For the Brownian motion this is obviously true. It is also true for an continuous square integrable martingale with stationary independent increments . But can we say this for any square integrable martingale ? Any hints towards an answer would be appreciated . 
 A: This is only a partial answer, but we know that a necessary condition for differentiability is continuity. Hence, for the quadratic variation of a process (*) to be differentiable, the quadratic variation must be continuous. In this answer, I will outline some conditions for the continuity of the quadratic variation.
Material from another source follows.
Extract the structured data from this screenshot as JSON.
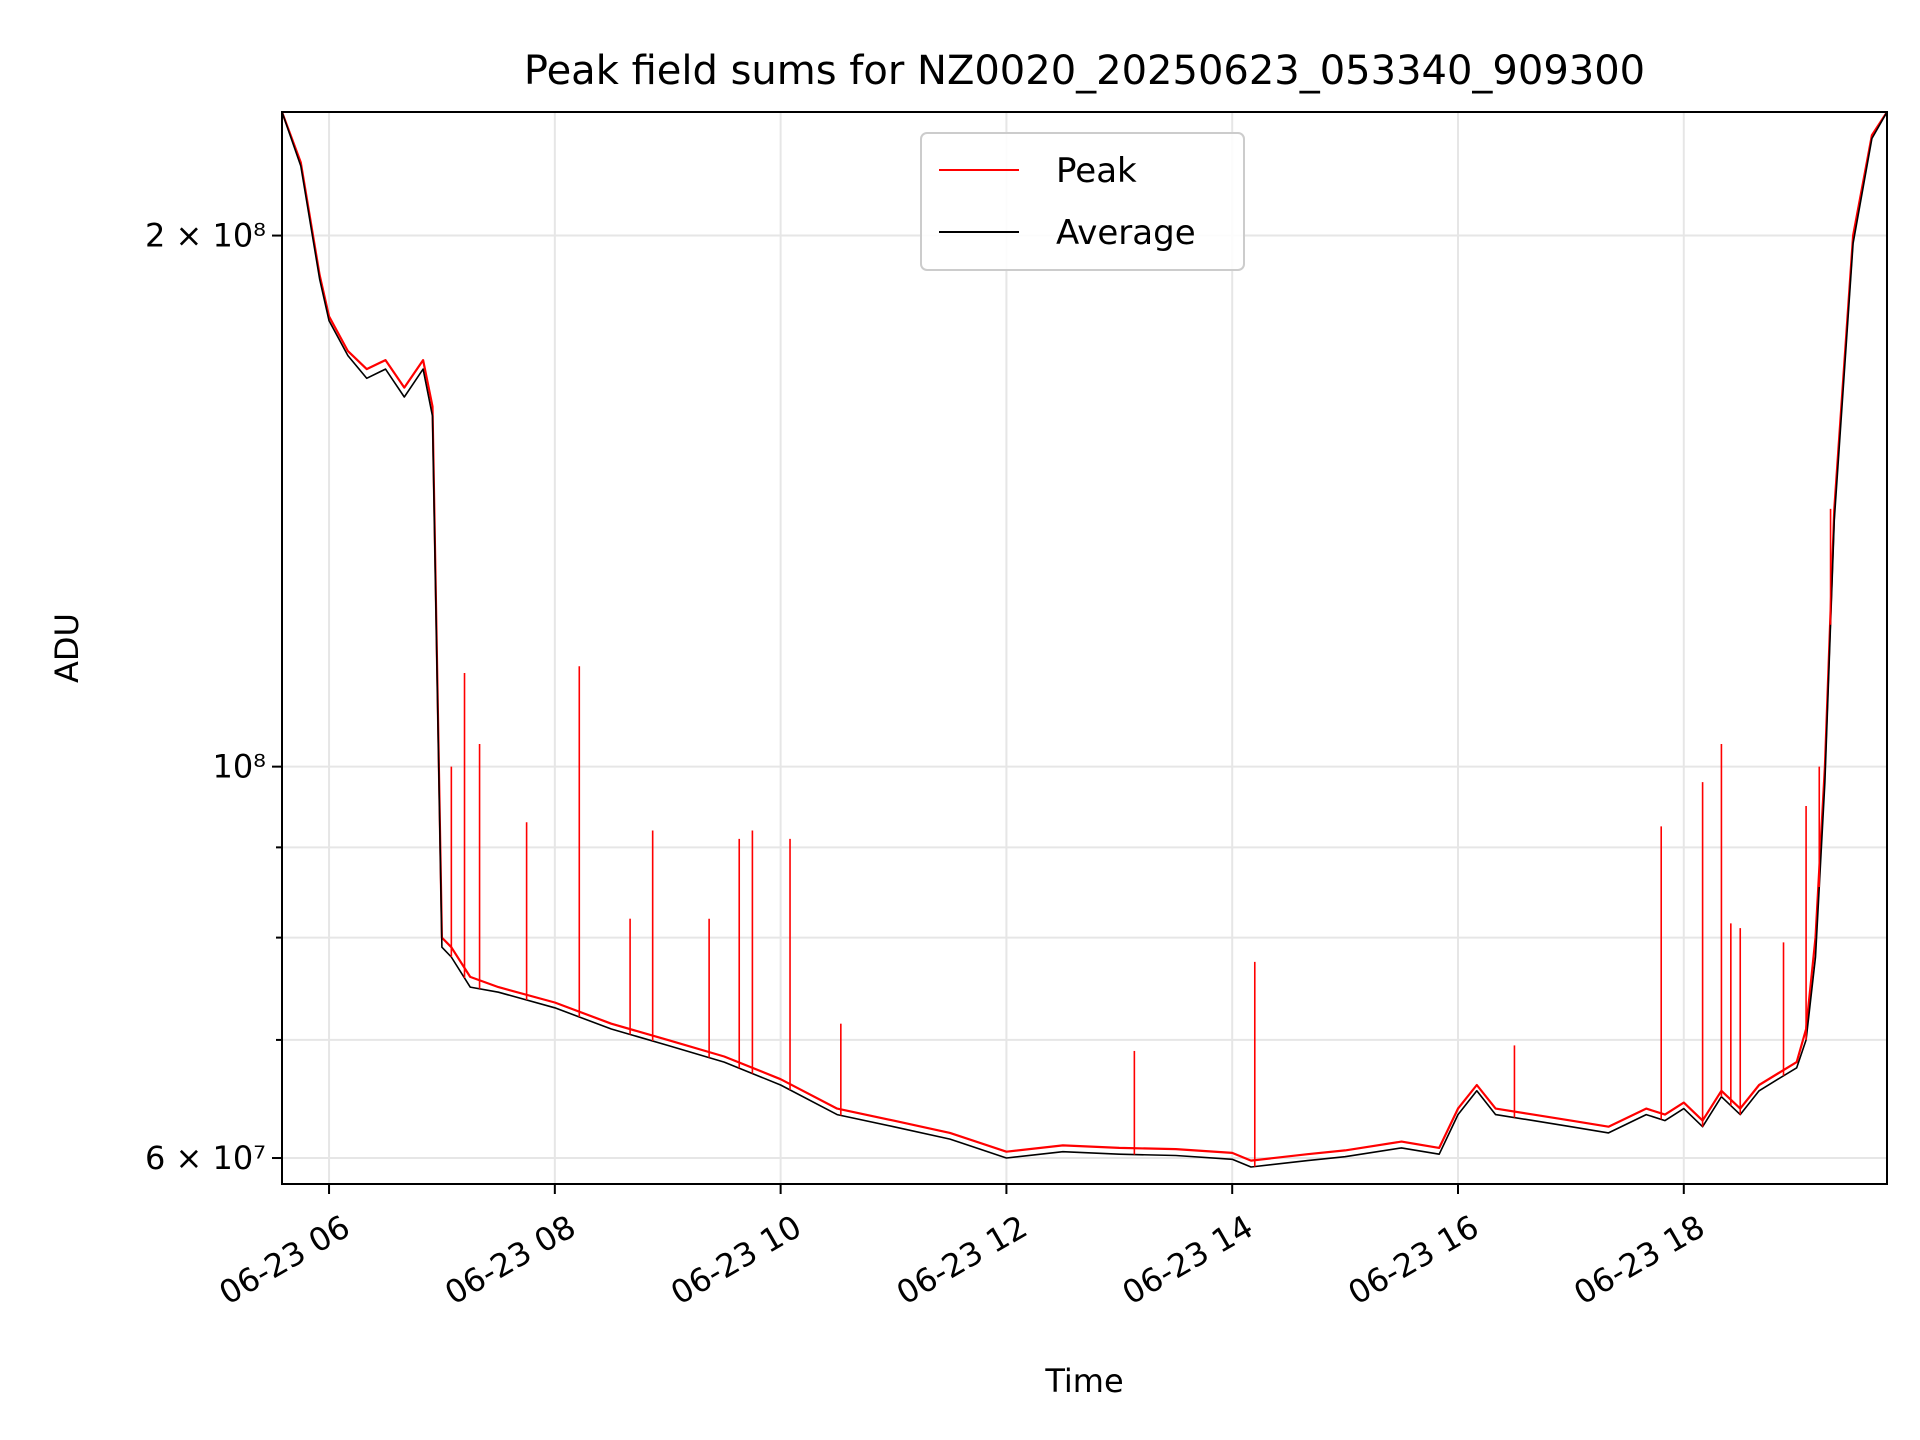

Consider the semimartingale $X$, and denote its optional quadratic variation as $[X]$. If $X$ is a local martingale, denote its predictable quadratic variation process as $\langle X \rangle$.
Consider first the case where $X$ is a local martingale, with $\langle X \rangle$ its predictable quadratic variation. We will need the following definition, where we use the notation $X_{t-} = \lim_{s\uparrow t} X_s$.

Definition. A process $Y$ is regular if, for every predictable stopping time $T$, we have that $$ E[Y_{T-}] = E[Y_T]. $$

Recalling our local martingale $X$, we will then have that $\langle X \rangle$ is continuous if and only if $X^2$ is regular. A sufficient condition for $X^2$ to be regular is for $X$ to be continuous.
Suppose now that $X$ is a general semimartingale. We know that its optional quadratic variation can be written as $$ [X]_t = \langle X^c \rangle_t + \sum_{0<s\le t} \left( \Delta X_s \right)^2, $$ where $X^c$ is the continuous (local) martingale part of $X$, and $\Delta X_s = X_s - X_{s-}$. From the discussion above, we know that $\langle X^c \rangle$ is continuous. From the expression giving the optional quadratic variation above, $[X]$ has jumps whenever $X$ has jumps, so that $[X]$ is continuous if and only if $X$ is continuous.
Hence, a general square-integrable martingale need not have a differentiable quadratic variation process. In particular, if the martingale is not continuous, then it cannot have a differentiable optional quadratic variation. If it has predictable jump times, then it will also not have a differentiable predictable quadratic variation.
Reference: Cohen, S. N., & Elliott, R. J. (2015). Stochastic calculus and applications (Vol. 2). New York: Birkhäuser.
(*) In this answer, I assume that processes are semimartingales to guarantee that the quadratic variation is well-defined. I am also assuming a filtration satisfying the usual conditions and take martingales to be their càdlàg versions.